La Corte di Cassazione sez. lavoro con la sentenza n. 22606 depositata il 03 ottobre 2013 intervenendo in tema di licenziamento ha statuito che le assenze per infortunio sul lavoro non vanno computate nel periodo di comporto anche se il datore di lavoro non aderisce alle sigle firmatarie del Ccnl.
Gli Ermellini hanno chiarito che deve essere considerato illegittimo il provvedimento di licenziamento per superamento del periodo di comporto, qualora lo stesso sia legato ad un infortunio sul lavoro riconosciuto al dipendente.
La vicenda ha avuto origine con la comunicazione, da parte del datore di lavoro, di licenziamento inviata ad un lavoratore per aver superato il periodo di comporto. Il dipendente impugna il provvedimento di licenziamento inanzi al Tribunale, in veste di giudice del lavoro, che riconosce l’illegittimità del licenziamento e dipone il reintegro del dipendente. Il datore di lavoro avverso la decisione del giudice di prime cure propone ricorso alla Corte di Appello. I giudici della Corte Territoriale rigettano l’impugnazione proposta da M.G.. Infatti i giudici di appello osservano che “la norma collettiva richiamata dal ricorrente, vale a dire l’art. 29 del CCNL per gli autotrasporti, a sua volta menzionata nell’atto di licenziamento, stabiliva che l’assenza per infortunio non doveva essere computata nel periodo di comporto previsto dallo stesso contratto e che nemmeno poteva negarsi il carattere di infortunio sul lavoro all’incidente occorso al M.” Inoltre in merito all’applicazione della tutela reale, i giudici di appello, hanno evidenziato che “il datore di lavoro non aveva eccepito alcunché in ordine alla richiesta di tutela reale avanzata dal proprio dipendente, mentre era infondata l’eccezione di inammissibilità del provvedimento di reintegra per l’asserita cessazione dell’azienda, posto che quest’ultima circostanza era stata smentita dalla visura camerale in atti, senza che l’appellante avesse fornito, da parte sua, la prova del suo assunto difensivo.”

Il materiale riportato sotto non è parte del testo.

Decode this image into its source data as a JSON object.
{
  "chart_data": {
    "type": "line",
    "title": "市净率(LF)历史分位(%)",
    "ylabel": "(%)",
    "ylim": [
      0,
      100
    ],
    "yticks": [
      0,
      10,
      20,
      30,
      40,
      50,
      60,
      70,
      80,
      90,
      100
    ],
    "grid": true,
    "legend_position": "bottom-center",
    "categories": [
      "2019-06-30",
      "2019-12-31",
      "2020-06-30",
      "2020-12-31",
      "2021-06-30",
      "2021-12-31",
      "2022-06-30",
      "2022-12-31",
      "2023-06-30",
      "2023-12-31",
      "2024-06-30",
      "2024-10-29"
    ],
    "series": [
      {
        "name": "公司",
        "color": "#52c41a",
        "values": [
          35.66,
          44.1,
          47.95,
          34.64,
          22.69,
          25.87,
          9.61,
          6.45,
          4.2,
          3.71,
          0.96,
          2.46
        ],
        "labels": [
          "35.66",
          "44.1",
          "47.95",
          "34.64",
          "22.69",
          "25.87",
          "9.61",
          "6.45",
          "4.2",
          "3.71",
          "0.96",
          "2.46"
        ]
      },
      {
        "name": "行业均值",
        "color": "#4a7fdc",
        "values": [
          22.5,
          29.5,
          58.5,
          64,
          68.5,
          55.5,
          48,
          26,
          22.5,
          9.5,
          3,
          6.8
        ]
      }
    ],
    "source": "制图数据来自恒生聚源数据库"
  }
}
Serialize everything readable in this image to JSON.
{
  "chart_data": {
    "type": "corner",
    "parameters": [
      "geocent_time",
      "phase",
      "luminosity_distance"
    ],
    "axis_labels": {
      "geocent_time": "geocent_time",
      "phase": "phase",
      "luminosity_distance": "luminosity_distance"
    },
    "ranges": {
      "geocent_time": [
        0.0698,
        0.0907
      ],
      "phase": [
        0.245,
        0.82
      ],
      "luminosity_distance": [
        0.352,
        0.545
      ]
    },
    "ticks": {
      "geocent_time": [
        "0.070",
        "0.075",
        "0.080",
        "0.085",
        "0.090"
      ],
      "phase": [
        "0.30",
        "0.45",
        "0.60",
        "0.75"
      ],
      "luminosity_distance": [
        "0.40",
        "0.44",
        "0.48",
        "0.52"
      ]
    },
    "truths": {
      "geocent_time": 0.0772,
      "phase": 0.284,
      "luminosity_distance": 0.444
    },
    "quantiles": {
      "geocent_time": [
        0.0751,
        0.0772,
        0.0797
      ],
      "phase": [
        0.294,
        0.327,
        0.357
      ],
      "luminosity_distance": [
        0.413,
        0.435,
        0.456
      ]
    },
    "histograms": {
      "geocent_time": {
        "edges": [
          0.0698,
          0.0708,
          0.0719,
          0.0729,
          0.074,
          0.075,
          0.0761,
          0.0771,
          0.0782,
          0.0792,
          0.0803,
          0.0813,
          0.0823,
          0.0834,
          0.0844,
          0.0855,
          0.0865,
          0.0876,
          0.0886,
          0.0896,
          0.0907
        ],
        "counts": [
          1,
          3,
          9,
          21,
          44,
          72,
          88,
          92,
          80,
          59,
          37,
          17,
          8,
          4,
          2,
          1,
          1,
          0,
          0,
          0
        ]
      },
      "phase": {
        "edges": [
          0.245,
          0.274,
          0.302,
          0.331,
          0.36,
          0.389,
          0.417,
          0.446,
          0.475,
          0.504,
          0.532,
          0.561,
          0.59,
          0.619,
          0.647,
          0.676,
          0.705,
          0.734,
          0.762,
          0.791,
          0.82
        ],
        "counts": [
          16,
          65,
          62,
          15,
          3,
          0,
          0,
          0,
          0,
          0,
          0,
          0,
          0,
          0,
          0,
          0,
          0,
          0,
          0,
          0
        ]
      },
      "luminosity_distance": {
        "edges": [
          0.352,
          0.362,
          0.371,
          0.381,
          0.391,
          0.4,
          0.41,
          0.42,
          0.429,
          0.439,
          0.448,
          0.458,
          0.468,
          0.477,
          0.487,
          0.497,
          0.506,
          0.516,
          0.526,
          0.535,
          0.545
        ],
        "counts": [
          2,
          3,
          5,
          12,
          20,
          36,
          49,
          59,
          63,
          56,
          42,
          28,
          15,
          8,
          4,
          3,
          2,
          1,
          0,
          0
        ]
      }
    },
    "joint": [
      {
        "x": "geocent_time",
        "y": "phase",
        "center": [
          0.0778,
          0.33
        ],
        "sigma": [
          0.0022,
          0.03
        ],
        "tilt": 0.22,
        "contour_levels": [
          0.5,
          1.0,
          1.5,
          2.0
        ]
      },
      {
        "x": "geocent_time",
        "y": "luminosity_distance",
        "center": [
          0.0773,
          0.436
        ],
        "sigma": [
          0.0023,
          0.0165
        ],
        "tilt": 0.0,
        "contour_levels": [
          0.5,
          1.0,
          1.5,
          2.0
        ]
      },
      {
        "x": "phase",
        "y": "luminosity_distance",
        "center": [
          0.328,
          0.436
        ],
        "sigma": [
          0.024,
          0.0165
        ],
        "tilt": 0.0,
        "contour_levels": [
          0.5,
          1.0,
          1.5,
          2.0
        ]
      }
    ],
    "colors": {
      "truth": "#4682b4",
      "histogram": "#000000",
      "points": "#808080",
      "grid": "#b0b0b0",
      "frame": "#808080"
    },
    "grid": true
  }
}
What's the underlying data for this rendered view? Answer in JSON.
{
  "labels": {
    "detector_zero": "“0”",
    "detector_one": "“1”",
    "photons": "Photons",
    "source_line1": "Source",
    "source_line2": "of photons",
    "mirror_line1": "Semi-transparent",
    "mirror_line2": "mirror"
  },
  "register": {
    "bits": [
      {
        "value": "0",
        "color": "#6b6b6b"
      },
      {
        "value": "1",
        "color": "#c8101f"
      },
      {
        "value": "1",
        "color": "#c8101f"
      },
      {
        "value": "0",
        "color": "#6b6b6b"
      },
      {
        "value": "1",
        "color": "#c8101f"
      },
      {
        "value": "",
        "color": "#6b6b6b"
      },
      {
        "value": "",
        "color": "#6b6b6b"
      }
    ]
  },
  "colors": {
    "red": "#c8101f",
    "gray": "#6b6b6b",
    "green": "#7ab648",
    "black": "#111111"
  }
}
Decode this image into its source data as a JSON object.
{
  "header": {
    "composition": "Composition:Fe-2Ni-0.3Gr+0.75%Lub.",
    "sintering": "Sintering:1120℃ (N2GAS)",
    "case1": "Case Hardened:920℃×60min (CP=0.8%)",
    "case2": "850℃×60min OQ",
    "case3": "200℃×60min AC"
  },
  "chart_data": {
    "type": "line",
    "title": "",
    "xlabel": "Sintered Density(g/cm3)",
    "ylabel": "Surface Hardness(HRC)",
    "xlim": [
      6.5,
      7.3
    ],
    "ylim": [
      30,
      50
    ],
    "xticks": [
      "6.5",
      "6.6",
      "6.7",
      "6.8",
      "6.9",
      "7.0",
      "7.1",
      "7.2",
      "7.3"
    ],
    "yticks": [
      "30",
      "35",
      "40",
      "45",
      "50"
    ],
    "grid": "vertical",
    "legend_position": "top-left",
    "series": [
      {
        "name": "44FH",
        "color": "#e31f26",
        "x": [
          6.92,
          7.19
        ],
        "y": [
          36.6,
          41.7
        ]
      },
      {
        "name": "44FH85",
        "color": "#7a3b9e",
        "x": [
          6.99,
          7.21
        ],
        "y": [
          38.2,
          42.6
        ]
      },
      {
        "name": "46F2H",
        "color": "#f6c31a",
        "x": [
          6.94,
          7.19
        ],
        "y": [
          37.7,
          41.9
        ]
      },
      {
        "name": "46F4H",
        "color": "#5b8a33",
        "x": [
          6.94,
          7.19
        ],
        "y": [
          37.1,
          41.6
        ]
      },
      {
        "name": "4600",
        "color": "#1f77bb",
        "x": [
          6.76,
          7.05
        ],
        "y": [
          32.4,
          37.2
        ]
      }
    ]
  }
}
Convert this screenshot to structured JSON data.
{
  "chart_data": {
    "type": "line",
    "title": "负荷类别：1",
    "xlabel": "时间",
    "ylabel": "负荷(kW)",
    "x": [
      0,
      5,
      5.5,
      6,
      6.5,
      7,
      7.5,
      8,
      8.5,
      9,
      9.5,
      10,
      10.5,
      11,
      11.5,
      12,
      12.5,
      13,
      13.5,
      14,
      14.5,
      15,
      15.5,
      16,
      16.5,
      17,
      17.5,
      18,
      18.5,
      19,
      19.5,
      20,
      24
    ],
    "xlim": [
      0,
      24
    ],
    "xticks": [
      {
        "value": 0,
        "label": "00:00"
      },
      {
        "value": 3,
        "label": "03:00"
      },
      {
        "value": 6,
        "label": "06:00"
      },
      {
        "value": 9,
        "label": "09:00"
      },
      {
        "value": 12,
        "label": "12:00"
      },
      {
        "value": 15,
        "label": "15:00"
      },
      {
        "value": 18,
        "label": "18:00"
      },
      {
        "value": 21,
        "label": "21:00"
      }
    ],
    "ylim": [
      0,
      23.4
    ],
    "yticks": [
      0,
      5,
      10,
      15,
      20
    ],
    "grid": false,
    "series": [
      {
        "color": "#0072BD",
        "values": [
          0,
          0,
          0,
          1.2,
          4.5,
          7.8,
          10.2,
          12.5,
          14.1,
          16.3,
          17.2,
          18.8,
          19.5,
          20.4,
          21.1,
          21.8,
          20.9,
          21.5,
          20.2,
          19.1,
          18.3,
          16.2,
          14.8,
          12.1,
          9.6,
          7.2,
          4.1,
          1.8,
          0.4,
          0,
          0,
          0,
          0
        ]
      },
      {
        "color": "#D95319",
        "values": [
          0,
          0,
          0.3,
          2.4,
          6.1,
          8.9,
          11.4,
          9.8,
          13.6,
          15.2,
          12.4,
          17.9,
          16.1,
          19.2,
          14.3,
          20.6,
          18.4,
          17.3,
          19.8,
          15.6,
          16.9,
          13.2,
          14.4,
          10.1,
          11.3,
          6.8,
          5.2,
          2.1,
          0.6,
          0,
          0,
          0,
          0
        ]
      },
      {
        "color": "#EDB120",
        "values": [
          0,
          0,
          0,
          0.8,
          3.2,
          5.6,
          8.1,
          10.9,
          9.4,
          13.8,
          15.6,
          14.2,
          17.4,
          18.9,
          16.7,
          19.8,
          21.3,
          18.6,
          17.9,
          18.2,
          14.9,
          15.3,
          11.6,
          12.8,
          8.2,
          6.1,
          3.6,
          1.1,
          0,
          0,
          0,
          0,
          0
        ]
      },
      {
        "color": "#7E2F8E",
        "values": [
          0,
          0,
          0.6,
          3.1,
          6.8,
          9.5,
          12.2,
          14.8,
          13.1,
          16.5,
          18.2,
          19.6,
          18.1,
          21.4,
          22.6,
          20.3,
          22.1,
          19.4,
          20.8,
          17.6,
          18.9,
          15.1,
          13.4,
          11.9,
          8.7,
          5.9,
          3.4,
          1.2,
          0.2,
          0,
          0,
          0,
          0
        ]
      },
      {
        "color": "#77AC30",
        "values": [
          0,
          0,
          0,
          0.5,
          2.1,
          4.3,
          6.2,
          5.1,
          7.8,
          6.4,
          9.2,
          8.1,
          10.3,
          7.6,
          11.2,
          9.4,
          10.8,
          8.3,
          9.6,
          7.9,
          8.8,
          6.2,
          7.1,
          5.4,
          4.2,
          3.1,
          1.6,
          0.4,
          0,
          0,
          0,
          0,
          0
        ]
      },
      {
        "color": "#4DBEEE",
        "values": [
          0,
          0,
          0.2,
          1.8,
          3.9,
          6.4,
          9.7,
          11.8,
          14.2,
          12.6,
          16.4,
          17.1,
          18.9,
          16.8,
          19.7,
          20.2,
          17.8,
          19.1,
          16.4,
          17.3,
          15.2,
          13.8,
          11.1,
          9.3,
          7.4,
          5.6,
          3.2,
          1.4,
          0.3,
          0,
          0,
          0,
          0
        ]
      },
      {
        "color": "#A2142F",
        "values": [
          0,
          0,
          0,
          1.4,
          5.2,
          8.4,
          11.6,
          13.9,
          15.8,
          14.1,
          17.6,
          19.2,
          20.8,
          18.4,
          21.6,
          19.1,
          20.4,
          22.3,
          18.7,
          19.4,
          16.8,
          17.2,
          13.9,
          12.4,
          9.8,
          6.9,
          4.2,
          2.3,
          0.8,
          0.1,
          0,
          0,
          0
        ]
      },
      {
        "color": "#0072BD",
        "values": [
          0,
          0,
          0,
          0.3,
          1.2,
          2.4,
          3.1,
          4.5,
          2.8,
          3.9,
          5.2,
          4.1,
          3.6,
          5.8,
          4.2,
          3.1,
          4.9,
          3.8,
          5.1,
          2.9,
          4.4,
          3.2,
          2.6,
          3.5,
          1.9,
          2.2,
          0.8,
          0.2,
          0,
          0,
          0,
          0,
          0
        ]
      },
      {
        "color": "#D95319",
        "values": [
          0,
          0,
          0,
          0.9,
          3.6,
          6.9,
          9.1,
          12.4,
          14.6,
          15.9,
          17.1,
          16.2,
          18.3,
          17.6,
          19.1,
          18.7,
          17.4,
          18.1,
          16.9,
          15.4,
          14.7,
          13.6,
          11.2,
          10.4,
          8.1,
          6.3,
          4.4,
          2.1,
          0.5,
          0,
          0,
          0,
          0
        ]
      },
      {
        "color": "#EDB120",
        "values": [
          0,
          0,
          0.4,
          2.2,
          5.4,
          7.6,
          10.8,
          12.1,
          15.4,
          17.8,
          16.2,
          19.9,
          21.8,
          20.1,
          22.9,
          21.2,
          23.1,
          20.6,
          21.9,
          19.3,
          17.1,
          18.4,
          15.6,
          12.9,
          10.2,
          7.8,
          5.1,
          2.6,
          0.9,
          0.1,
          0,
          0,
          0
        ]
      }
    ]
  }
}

Il datore di lavoro propone per la cassazione della sentenza, alla Corte Suprema, ricorso basato due motivi di censura.
I giudici della Corte Suprema ritenendo infondati i motivi rigetta il ricorso presentato. In merito al primo motivo i giudici del Palazzaccio osservano che “come è dato ricavare dalla lettura dell’impugnata sentenza, la norma collettiva che escludeva il periodo di malattia da infortunio sul lavoro dal calcolo del comporto era stata richiamata esplicitamente nell’atto di licenziamento, oltre che nel ricorso, per cui è logica ed immune da rilievi di carattere giuridico la decisione della Corte di merito di ritenere che l’applicabilità della stessa norma contrattuale discendeva dal fatto che in tal modo le parti avevano inteso farvi chiaro riferimento” Per quanto concerne il secondo motivo, anch’esso ritenuto infondato, la Cassazione ha evidenziato “che le sezioni unite di questa Corte (Cass. Sez. un. n. 141 del 10/1/2006) hanno espressamente statuito che ” in tema di riparto dell’onere probatorio in ordine ai presupposti di applicazione della tutela reale o obbligatoria al licenziamento di cut sta accertata l’invalidità, fatti costitutivi del diritto soggettivo del lavoratore a riprendere l’attività e, sul piano processuale, dell’azione dì impugnazione del licenziamento sono esclusivamente l’esistenza del rapporto di lavoro subordinato e l’illegittimità dell’atto espulsivo, mentre le dimensioni dell’impresa, inferiori ai limiti stabiliti dall’art. 18 della legge n. 300 del 1970, costituiscono, insieme al giustificato motivo de! licenziamento, fatti impeditivi del suddetto diritto soggettivo del lavoratore e devono, perciò, essere provati dal datore di lavoro.”